Stratgic Choice

Most everyone who has worked in a large corporation has learned to dread new initiatives involving “strategic change”.  It’s not because the need for the change fails to be compelling (management usually does a good job of making its case), nor is it an intense desire to maintain a painful status quo.  The main reason is that nine times out of ten the change involves placing additional demands on the corporation and its staff; rare is the organization that abandons exiting work or initiatives to maintain equilibrium and sharpen focus on the new direction.

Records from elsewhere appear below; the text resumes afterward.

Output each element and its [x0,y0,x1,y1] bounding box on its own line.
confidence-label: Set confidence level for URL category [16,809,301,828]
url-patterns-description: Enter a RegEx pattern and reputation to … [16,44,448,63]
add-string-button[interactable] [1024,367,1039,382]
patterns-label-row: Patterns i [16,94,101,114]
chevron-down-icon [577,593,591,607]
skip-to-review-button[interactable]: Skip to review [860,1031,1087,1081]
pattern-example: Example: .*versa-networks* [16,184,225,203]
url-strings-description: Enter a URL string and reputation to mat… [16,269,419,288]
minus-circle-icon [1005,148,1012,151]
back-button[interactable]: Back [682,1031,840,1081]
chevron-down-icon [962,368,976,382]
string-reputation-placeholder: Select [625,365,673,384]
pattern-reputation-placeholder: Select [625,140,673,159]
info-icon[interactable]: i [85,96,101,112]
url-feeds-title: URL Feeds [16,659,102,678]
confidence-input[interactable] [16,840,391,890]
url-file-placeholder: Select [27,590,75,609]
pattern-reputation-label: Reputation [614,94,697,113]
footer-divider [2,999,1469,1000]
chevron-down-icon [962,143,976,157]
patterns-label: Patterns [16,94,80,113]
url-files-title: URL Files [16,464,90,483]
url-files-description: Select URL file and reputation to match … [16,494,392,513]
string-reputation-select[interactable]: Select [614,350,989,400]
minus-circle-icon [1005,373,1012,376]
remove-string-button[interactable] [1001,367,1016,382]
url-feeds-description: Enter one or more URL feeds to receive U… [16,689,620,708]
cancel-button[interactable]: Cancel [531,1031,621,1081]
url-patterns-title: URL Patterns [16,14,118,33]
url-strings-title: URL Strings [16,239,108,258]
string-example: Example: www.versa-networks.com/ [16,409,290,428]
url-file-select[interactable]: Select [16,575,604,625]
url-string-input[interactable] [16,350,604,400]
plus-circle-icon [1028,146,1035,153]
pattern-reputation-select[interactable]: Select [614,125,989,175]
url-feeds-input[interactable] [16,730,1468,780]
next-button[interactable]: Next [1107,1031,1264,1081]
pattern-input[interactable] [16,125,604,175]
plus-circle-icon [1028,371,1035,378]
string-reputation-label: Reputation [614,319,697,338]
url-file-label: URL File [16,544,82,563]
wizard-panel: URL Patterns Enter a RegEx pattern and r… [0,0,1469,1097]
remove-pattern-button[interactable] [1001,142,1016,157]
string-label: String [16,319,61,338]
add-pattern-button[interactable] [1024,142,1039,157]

So why does this happen so frequently and why do so many sharp and experienced executives make this mistake?  Nick Tasler, CEO of Decision Pulse, thinks he knows why.  Writing for the Harvard Business Review, he also warns executives to avoid “trickle down” change, which occurs when the leader punts the decision of allocation of resources to conflicting directions to subordinates.  Kicking the can down this road wastes time and energy as it is unlikely that all senior managers will make the same decisions.  What may sound wise in the conference room is really misalignment at the outset.

Let’s face it.  Change is not easy except for very few people.  Most, including executives, will often go so some length to hedge their bets or send other less than decisive signals to their subordinates.  Discussions regarding trade-offs are very hard, being very taxing both intellectually and emotionally.  Effective leaders learn how to navigate these waters and achieve desired changes faster and more effectively.